Лавочник Бармин, лет 50, кругленький, с ласковым лицом, прищуренными глазками; Вера, дочь его, девушка лет 19, одета крикливо, безвкусно, красивое, надменное лицо; Туркин, табельщик, маленький, тощий щёголь, с эспаньолкой; держится заискивающе пред лавочником; суетлив, ухаживает за Верой. Часть рабочих кланяется лавочнику почтительно, некоторые смотрят на него угрюмо, враждебно.

С паперти сходит Лидия, учительница, скромно одета, лет под 30, серьёзное лицо; стоит, пропуская мимо себя учеников школы. Туркин, подмигивая в сторону Лидии, что-то говорит Бармину, лавочник смеётся. Вера смотрит на Лидию враждебно, нервно играет зонтом.

Другая часть площади. Фасад трактира Бармина, рядом его же лавка. Перед трактиром стоят торговки съестным: пирогами, калачами; среди них — Анфиса, она торгует орехами, семенами подсолнуха, сластями. Около её лотка — мальчишки, девочки.

Углов, бородатый человек, глаза острые, внимательные, беспокойный взгляд, натянутая улыбка. Перед ним, на козлах, большой лоток с книгами; группа молодых рабочих рассматривает книжки, покупает. Углов кричит:

— Вот — интересные книжки, дёшево продаю!

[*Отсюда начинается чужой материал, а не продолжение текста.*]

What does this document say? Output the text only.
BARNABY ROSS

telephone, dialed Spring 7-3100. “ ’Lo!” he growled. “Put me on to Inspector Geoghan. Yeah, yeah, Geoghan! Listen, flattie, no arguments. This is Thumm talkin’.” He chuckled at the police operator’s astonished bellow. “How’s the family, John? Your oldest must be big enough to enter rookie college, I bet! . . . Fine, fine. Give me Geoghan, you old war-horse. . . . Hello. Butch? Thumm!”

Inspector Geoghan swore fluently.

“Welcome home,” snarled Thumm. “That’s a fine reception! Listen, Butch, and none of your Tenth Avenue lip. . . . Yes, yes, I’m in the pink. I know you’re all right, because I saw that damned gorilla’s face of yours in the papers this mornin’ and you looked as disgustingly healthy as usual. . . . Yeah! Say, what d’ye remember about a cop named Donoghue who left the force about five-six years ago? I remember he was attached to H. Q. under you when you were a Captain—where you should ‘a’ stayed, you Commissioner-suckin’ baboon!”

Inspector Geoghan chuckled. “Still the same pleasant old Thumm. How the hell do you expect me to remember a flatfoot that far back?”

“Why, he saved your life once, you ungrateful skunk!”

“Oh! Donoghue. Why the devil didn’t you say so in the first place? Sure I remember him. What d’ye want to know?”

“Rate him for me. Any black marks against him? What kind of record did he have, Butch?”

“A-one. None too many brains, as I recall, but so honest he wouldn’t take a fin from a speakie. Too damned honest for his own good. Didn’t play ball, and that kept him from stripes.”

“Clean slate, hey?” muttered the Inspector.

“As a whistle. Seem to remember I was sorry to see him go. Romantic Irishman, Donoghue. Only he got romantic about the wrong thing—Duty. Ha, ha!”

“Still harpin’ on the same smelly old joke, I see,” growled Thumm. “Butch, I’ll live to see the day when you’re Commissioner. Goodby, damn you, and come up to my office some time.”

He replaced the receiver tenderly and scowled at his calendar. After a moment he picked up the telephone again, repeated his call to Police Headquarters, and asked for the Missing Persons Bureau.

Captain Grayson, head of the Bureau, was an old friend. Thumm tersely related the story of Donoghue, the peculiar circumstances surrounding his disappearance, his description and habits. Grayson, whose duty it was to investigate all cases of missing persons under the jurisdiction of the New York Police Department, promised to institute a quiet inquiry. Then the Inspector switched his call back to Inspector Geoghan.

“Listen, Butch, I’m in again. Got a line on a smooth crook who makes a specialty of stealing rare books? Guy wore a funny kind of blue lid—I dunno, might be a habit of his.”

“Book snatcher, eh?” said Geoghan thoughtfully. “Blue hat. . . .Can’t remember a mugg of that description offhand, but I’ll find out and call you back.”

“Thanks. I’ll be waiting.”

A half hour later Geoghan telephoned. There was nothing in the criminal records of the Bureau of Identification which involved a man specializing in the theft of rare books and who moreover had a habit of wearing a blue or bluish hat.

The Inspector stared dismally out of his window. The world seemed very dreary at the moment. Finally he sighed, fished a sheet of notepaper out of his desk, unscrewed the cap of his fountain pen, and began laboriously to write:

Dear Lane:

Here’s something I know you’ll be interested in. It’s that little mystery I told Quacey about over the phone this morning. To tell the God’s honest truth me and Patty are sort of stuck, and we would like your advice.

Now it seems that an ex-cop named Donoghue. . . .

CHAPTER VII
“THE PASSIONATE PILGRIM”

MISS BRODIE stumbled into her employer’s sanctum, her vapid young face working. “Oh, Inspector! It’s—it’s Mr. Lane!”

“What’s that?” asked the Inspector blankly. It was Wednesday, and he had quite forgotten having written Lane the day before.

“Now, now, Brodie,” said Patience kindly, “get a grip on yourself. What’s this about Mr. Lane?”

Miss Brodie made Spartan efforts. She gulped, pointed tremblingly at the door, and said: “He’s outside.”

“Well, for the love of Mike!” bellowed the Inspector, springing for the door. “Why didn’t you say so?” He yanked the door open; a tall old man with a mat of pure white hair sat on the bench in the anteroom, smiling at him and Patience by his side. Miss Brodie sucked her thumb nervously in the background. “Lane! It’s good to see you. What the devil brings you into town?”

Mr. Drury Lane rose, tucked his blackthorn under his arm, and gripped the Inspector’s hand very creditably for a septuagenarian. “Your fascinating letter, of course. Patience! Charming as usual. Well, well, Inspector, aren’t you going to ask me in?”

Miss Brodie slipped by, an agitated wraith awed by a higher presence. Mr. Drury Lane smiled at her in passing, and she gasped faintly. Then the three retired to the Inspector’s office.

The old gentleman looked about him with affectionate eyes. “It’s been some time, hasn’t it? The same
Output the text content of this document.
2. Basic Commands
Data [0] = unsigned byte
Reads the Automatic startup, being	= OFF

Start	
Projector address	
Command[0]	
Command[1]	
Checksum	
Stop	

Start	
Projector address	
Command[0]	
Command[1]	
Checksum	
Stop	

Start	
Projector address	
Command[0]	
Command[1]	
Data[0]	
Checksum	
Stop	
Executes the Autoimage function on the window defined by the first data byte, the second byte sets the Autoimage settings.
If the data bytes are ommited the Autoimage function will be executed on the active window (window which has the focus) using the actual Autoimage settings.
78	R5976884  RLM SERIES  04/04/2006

Идут Морозов, Петя с удочками; в руке Пети ведро с водою и рыбой; оба одеты не празднично, в рабочее платье.

К Лидии подбегает Соня, говорит ей тихонько, с радостью:

— Пришёл!

Лидия, улыбаясь, гладит её по голове. Мимо их проходят Бармин с дочерью, Туркин, последний говорит Вере, указывая пальцем через своё плечо, назад:

— Видите? Всегда у них секреты…

Бармину, оглядываясь:

— Опять ночью сегодня прокламации появились…

Вера, отстав от них, идёт тихо, точно крадётся, смотрит на учительницу откровенно враждебно, та отвечает ей спокойно ожидающим взглядом. Соня прижимается к ней, сердито сверкая глазёнками. Вера остановилась, несколько секунд стоит, как будто собираясь что-то сказать, затем порывисто идёт дальше. Провожая её глазами, Лидия что-то говорит Соне, та бежит.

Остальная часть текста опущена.